Ils mangèrent tous les deux un peu de gigot et burent un verre de brose à la santé de Mme Maclaren ; puis, après beaucoup de cérémonies, Robin prit la cornemuse et joua quelques notes d’une manière entraînante.

– Oui, vous savez jouer, dit Alan ; et prenant l’instrument des mains de son rival, il joua d’abord le même air, d’une façon identique à celle de Robin, puis se perdit en des variations qu’il ornait à mesure de ces fioritures en notes d’agrément, chéries des cornemuseurs, et qu’ils nomment « gazouillis ».

J’avais pris plaisir au jeu de Robin, mais celui d’Alan me ravit.

– Ce n’est pas trop mal, monsieur Stewart, dit son rival ; mais vous ne montrez guère d’imagination dans votre gazouillis.

– Moi ! s’écria Alan ; et le sang lui monta au visage. Je vous en donne le démenti !

– Vous reconnaissez-vous donc battu sur la cornemuse, dit Robin, que vous cherchez à la remplacer par l’épée ?

– Voilà qui est fort bien dit, monsieur Macgregor, répliqua Alan ; et provisoirement (il appuya sur le mot avec force) je retire mon démenti. J’en appelle à Duncan.

– Vous n’avez besoin d’en appeler à personne, dit Robin. Vous êtes meilleur juge que tous les Maclarens de Balquhidder ; car c’est la vérité de Dieu que vous êtes un très passable joueur, pour un Stewart. Donnez-moi la cornemuse.

Alan la lui donna ; et Robin entreprit d’imiter et de corriger quelques-unes des variations d’Alan, qu’il se rappelait parfaitement.

– Oui, vous êtes musicien, dit Alan, d’un air pensif.

– Et maintenant, soyez juge vous-même, monsieur Stewart, dit Robin.

Et reprenant les variations dès leur début, il en fit quelque chose de tout nouveau, avec tant d’ingéniosité et de sentiment, et avec une imagination si originale et une telle subtilité dans les notes d’agrément, que je fus émerveillé de l’entendre.

Alan, tout rouge, se mordait les doigts d’un air sombre, comme s’il eût reçu un affront sanglant.

– Assez ! s’écria-t-il. Vous savez jouer… contentez-vous de cela.

Mais Robin, d’un geste, réclama le silence, et entama un air de pibroch[34], sur une cadence lente. Le morceau était joli en soi, et joué avec noblesse ; mais il paraît aussi qu’il était spécial aux Appin Stewarts, et fort aimé d’Alan.

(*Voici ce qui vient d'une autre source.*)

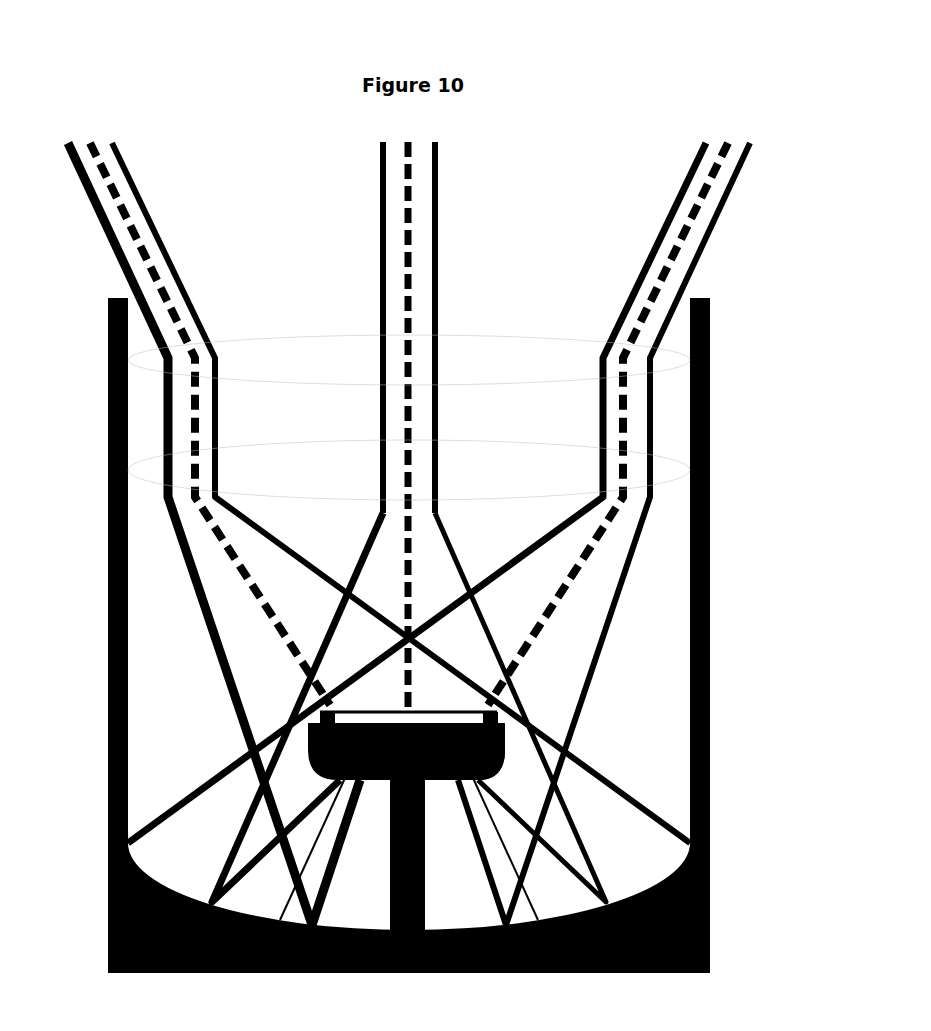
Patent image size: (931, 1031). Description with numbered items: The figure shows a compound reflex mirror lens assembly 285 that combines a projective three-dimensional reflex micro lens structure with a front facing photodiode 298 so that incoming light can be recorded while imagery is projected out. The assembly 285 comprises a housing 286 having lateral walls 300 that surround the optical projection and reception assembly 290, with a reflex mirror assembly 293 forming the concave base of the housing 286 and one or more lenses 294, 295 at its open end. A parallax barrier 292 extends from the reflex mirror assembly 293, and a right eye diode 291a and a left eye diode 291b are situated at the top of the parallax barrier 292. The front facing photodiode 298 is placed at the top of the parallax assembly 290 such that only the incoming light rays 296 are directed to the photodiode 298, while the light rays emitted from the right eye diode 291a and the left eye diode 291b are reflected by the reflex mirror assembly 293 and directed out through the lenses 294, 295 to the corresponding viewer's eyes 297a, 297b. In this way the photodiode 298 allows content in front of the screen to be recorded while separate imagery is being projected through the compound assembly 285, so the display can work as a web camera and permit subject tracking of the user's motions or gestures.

Dès les premières notes, ses traits se détendirent ; quand la mesure s’accéléra, il ne tint plus en place sur son siège ; et bien avant la fin du morceau, toute trace de sa colère avait disparu, et il n’avait plus de pensée que pour la musique.

– Robin Oig, dit-il, quand celui-ci eut terminé, vous êtes un grand cornemuseur. Je ne suis pas digne de jouer dans le même royaume que vous. Par mes os ! Vous avez plus de musique dans votre poche que moi dans ma cervelle ! Et bien qu’il me reste l’idée que je serais capable de vous en montrer d’une autre avec le froid acier, je vous le dis d’avance, – cela me ferait de la peine. Je n’aurais pas le cœur de transpercer un homme qui sait sonner de la cornemuse aussi bien que vous.

La querelle était vidée. Toute la nuit, la brose circula et la cornemuse passa de main en main ; et les trois hommes étaient fort émus par ce qu’ils avaient bu, avant que Robin songeât à s’en retourner.